Actualités

Afterwork à Brest, « médecin libéral, les soins non programmés j’assure ? »

19 octobre 2022
Toute l'actu

Les élus de l’URPS MLB se sont retrouvés à l’Océanopolis de Brest pour une soirée d’échange avec les médecins finistériens sur le thème des soins non programmés.

 

Merci à nos intervenants

 

  • Dr Bernard Plouhinec du CDOM 29,
  • Dr Manon Verbeque médecin généraliste et Présidente de la CPTS d’Iroise,
  • Dr Hélène Mareau Présidente de SOS médecins Quimper et membre de la CPTS « Union pour la santé du Pays de Quimper »
  • Dr Nicole Jouan dermatologue à Brest et élue de l’URPS MLB.

 

Merci également à la Coordination Régionale de la Gestion du Risque de l’Assurance Maladie de nous avoir transmis des données concernant l’activité des médecins libéraux le samedi matin

 

Le programme de la soirée était riche : après être revenu sur la définition de la continuité des soins et de la permanence des soins, plusieurs expérimentations locales ont été présentées. Bien sûr le sujet du SAS a été évoqué au cours des discussions.

 

Cette soirée a été l’occasion pour les médecins de débattre entre confrères de leurs pratiques, de se questionner sur des sujets de déontologie, de parler de l’activité médicale et de ses évolutions, et de réfléchir à la notion d’engagement et de qualité de vie au travail.

 

Il ressort des échanges que l’activité de permanence et de continuité des soins fait sans aucun doute partie intégrale de l’activité médicale. L’enjeux aujourd’hui est de favoriser la participation de tous (libéraux comme salariés) pour que la charge de l’activité devienne supportable. Pour cela il est important de faire la promotion de cet exercice, mais surtout de sécuriser l’exercice des médecins.

 

Les biais administratifs qui freinent les initiatives libérales ont été soulevés, et sont autant d’empêcheurs de tourner en rond.
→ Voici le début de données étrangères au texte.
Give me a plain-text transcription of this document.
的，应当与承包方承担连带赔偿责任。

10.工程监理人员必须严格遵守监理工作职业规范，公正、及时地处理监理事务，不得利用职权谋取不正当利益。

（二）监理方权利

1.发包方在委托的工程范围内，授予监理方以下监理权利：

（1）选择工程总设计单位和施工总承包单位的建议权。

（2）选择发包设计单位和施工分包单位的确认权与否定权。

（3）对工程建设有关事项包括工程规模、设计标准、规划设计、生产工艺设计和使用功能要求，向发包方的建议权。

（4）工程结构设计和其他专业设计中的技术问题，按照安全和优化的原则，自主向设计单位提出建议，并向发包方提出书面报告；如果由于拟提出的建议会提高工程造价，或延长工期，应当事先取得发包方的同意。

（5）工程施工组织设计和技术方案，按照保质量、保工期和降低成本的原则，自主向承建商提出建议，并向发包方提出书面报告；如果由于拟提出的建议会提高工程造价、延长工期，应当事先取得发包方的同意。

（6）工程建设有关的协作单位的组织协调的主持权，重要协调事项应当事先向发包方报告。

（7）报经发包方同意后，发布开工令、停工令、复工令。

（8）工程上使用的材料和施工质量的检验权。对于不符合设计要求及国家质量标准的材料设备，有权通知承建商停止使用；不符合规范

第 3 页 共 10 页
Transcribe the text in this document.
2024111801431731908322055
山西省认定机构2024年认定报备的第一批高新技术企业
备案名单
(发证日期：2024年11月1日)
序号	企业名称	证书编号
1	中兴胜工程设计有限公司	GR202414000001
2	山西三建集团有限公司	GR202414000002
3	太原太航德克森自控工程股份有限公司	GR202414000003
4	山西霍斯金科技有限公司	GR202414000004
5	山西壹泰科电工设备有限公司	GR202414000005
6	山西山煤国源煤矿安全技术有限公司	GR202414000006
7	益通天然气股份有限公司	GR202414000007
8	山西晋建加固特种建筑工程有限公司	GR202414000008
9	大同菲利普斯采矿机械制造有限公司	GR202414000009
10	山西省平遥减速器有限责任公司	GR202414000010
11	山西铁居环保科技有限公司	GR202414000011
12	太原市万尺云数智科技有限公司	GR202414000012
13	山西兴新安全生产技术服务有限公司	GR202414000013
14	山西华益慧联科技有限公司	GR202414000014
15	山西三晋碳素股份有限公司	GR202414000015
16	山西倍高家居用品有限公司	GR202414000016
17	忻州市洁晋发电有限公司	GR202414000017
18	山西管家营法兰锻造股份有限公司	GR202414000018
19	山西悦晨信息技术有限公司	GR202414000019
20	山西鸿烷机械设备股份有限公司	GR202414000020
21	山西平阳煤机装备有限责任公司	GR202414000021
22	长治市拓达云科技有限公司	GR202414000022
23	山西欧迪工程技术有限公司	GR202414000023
Sur le sujet du SAS par exemple il reste encore beaucoup de questionnements pour savoir comment s’intégrer dans le système.

 

Pour autant, les médecins s’organisent aujourd’hui dans les territoires : entre médecins généralistes, entre médecins spécialistes, avec ou sans les établissements selon la nature des projets.

 

Les retours d’expériences partagés lors de cette soirée montrent que s’organiser entre confrères permet de s’intégrer dans un espace de solidarité territoriale, de retrouver un espace de liberté pour exercer son activité médicale et d’avoir un impact positif pour la prise en charge des patients. Il s’agit de redonner du sens à son action, cette recherche d’une « rétribution symbolique » qui fait que l’on a plaisir à travailler et à s’engager.